Our preoperative diagnosis was of low grade glioma because of the enhancing well-defined solid-cystic appearance of the mass with no significant edema or mass effect. Craniopharyngiomas are not usually included in the differential diagnosis of such a mass at left temporal lobe; however, the histopathologic findings showed papillary craniopharyngioma.
There are two theories that may explain the origin of these tumors according to the different histological subtypes, together with the characteristic location of these tumors in the sellar and parasellar region.
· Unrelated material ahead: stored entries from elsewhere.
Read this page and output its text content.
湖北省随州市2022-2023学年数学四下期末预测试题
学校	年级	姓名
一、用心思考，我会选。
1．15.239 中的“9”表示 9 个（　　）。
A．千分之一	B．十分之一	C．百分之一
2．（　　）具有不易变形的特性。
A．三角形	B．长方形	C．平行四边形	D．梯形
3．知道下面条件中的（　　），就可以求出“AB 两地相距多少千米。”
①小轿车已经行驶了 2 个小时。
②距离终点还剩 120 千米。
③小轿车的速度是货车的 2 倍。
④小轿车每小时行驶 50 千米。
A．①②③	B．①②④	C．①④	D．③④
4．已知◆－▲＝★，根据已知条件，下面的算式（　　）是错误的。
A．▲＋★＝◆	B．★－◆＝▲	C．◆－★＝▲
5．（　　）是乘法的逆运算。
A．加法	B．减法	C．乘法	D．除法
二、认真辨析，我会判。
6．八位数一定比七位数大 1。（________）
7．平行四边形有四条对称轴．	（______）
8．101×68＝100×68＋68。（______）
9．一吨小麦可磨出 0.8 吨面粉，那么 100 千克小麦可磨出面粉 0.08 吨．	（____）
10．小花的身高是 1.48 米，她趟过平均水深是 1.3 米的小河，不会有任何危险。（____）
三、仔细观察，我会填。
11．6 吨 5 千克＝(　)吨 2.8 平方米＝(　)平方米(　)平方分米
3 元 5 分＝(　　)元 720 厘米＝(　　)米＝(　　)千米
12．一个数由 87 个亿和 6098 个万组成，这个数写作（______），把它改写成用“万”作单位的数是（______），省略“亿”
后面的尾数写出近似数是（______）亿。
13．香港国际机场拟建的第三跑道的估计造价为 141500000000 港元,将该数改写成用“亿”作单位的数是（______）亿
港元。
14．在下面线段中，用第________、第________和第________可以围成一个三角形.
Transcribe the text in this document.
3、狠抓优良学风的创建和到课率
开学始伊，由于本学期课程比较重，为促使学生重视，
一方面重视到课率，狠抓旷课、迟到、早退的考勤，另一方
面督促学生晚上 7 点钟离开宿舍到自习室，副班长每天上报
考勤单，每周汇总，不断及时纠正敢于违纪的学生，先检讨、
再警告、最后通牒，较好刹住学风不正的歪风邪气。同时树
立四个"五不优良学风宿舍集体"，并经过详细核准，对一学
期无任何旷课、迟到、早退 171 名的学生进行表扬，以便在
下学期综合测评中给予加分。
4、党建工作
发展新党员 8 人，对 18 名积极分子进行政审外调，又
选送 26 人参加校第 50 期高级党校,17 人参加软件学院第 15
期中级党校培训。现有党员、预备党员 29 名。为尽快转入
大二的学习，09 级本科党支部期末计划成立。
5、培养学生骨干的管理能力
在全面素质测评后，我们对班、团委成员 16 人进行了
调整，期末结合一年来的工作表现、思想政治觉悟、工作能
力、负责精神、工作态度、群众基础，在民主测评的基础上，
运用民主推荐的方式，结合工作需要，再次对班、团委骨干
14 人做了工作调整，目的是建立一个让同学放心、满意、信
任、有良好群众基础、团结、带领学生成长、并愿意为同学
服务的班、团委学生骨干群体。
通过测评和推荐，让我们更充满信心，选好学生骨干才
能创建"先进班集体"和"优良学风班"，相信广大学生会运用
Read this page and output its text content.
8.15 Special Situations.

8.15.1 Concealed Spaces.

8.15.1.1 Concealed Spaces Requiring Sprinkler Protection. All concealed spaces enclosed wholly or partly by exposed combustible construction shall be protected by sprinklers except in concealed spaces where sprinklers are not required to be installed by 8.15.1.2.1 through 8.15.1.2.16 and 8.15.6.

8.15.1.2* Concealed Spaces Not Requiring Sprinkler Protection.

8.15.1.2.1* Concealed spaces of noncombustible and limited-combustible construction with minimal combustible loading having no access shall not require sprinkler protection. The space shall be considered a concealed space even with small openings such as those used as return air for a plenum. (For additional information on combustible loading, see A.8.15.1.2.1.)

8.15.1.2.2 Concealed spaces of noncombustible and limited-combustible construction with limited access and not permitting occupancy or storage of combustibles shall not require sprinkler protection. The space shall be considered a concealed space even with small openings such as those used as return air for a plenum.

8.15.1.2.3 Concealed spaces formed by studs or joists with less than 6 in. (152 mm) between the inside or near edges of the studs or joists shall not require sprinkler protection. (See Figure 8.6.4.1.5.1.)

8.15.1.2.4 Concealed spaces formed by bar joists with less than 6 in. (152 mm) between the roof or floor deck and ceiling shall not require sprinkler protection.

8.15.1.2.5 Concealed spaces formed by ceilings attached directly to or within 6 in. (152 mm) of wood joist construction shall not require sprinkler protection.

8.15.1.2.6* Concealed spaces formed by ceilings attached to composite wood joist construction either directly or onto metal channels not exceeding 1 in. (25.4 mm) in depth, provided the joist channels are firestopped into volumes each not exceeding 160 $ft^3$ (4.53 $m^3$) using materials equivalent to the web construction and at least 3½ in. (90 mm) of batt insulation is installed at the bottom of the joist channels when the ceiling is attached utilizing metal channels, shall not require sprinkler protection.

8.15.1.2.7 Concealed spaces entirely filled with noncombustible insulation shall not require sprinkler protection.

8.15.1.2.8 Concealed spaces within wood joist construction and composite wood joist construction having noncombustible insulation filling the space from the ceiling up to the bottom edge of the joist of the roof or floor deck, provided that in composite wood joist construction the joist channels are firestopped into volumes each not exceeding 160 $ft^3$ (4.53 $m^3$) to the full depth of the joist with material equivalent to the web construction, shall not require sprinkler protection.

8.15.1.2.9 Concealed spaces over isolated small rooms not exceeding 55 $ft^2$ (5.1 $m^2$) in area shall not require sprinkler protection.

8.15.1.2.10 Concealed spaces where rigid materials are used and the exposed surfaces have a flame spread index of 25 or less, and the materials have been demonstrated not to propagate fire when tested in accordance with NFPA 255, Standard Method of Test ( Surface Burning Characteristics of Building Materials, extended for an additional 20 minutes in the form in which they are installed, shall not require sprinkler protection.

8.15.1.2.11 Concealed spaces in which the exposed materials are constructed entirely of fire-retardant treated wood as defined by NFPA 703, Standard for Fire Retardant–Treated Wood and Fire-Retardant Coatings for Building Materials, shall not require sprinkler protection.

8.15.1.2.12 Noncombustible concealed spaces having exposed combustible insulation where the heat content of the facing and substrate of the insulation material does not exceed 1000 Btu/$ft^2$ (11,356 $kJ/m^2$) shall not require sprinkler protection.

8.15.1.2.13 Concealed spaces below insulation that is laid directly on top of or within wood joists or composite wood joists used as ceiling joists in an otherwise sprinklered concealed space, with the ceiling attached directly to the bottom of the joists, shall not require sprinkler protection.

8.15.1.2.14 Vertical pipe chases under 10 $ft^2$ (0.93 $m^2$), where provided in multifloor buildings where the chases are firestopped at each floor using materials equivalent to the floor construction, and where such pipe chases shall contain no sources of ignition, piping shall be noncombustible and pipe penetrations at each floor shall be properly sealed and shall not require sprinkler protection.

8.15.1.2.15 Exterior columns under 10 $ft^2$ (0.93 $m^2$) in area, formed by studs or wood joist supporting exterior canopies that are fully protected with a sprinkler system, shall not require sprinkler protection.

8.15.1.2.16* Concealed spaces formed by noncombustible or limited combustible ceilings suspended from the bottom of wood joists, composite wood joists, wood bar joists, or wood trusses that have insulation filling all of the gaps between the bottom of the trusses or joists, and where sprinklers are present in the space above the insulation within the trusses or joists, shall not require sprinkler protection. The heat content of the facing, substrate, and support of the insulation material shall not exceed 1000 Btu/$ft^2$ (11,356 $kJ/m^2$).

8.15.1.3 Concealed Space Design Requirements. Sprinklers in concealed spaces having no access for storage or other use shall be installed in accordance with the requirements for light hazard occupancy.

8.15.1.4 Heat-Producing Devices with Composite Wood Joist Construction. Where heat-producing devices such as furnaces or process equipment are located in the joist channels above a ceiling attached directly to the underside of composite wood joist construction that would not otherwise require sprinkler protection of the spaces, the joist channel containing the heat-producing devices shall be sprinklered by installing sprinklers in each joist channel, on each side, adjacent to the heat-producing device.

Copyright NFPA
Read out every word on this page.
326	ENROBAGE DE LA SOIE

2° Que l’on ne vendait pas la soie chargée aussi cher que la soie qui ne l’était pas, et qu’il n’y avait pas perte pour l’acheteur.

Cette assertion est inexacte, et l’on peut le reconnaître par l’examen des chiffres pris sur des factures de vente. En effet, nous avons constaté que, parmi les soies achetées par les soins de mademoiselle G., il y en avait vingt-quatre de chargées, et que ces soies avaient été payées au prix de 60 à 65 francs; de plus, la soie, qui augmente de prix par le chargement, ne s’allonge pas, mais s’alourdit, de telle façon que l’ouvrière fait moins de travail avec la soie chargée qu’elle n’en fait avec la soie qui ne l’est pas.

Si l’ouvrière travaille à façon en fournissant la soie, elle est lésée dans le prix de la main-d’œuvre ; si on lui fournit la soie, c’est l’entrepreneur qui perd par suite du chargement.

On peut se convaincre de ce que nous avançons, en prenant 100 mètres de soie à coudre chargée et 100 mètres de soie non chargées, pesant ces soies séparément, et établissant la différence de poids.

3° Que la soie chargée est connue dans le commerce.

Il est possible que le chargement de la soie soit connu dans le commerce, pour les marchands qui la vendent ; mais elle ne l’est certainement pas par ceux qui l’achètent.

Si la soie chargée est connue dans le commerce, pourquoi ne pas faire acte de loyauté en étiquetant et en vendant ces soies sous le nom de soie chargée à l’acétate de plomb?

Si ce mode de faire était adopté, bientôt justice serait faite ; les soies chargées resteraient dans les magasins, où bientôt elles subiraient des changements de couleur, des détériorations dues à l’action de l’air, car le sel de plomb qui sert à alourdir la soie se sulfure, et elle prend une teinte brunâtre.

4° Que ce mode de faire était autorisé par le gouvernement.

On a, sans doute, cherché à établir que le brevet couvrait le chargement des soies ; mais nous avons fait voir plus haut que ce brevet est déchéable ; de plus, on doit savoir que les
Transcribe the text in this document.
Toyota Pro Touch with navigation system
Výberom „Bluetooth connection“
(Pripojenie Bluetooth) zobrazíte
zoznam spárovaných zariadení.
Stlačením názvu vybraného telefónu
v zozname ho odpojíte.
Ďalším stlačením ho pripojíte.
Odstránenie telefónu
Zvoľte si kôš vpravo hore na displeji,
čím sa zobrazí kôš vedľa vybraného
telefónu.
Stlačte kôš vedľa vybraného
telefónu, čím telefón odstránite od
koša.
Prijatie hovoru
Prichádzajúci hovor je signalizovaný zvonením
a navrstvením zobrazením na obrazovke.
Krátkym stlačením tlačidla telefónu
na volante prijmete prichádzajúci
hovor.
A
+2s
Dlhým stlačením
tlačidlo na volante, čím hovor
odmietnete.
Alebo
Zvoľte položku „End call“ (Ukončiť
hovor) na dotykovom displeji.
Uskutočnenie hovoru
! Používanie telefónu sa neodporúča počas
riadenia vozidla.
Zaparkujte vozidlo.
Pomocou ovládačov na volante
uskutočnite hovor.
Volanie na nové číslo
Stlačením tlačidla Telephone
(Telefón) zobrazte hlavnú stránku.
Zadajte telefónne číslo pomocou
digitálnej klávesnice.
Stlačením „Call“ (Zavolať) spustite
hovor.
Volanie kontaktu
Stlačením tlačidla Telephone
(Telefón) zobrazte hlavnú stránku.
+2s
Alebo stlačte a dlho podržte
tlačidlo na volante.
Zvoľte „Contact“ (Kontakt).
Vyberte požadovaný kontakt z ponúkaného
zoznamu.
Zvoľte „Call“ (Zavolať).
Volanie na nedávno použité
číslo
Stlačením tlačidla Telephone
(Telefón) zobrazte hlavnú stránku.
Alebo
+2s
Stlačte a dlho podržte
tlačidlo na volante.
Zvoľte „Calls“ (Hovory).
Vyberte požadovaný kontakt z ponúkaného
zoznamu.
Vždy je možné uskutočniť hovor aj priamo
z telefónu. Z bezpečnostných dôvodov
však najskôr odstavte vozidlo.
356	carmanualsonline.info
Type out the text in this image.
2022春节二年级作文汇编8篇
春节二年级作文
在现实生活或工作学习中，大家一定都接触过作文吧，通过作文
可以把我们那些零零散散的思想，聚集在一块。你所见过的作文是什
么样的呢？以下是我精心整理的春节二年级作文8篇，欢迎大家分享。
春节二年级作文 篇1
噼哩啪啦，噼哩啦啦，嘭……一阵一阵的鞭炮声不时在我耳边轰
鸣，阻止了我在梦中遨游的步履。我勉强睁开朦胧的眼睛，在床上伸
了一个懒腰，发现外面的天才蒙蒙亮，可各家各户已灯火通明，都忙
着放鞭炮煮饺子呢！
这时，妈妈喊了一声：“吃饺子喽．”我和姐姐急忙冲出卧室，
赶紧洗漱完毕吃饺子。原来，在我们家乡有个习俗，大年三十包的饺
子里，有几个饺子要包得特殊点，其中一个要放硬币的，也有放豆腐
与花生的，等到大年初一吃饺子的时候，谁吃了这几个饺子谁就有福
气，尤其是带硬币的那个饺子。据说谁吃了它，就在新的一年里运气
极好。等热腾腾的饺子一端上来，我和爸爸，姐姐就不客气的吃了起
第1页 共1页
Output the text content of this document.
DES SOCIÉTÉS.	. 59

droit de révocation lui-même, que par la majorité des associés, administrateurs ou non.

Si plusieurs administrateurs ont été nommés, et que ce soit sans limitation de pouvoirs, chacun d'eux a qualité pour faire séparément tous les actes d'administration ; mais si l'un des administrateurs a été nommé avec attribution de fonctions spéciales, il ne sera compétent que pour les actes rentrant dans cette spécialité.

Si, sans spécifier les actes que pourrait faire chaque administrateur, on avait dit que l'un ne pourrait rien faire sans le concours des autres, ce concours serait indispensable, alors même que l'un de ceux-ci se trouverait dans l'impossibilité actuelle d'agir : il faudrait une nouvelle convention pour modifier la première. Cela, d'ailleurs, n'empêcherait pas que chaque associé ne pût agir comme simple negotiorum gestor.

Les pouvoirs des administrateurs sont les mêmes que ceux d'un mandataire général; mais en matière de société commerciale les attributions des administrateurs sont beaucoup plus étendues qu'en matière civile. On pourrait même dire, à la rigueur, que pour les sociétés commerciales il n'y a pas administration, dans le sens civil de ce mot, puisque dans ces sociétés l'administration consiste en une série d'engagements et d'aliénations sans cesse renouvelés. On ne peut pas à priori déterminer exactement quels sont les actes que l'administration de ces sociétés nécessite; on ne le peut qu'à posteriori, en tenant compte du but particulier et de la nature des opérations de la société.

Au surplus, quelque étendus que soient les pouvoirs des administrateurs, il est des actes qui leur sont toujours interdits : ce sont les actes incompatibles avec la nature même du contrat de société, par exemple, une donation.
According to the embryogenetic theory, the adamantinomatous subtype arises from epithelial remnants of the craniopharyngeal duct, which connects the stomodeal ectoderm with the evaginated Rathke’s pouch, which in turn forms the adenohypophysis. Rathke’s pouch and the craniopharyngeal duct are derived from the stomadeum, which in turn forms teeth primordia. Thus, craniopharyngiomas can potentially arise anywhere along the migration of Rathke’s pouch, such as the nasopharynx, paranasal sinuses, third ventricle, and posterior fossa. According to the metaplastic theory, the squamous papillary subtype is a result of metaplasia of squamous epithelial cell rests that are remnants of the part of the stomadeum that contributed to the buccal mucosa . There is no clear embryological evidence for development of craniopharyngiomas at the temporal lobe, and therefore we think that the metaplastic theory is more reasonable than the embryogenetic theory to explain our case.
In conclusion, clinical (age of our case and MR imaging characteristics other than location) and histopathologic findings all were compatible with primary papillary craniopharyngioma, and to the best of our knowledge, this is the second case of a craniopharyngioma originating in the temporal lobe. It is likely to be derived as a result of metaplasia of squamous epithelial cell rests that are remnants of the part of the stomadeum.
Ethical issues (including plagiarism, data fabrication, and double publication) have been completely observed by the authors.
Conflicts of Interest
The authors declared no conflicts of interest.
All authors contributed equally to the manuscript.
Financial support was provided by Ahvaz Jundishapur University of Medical Sciences, Ahvaz, Iran.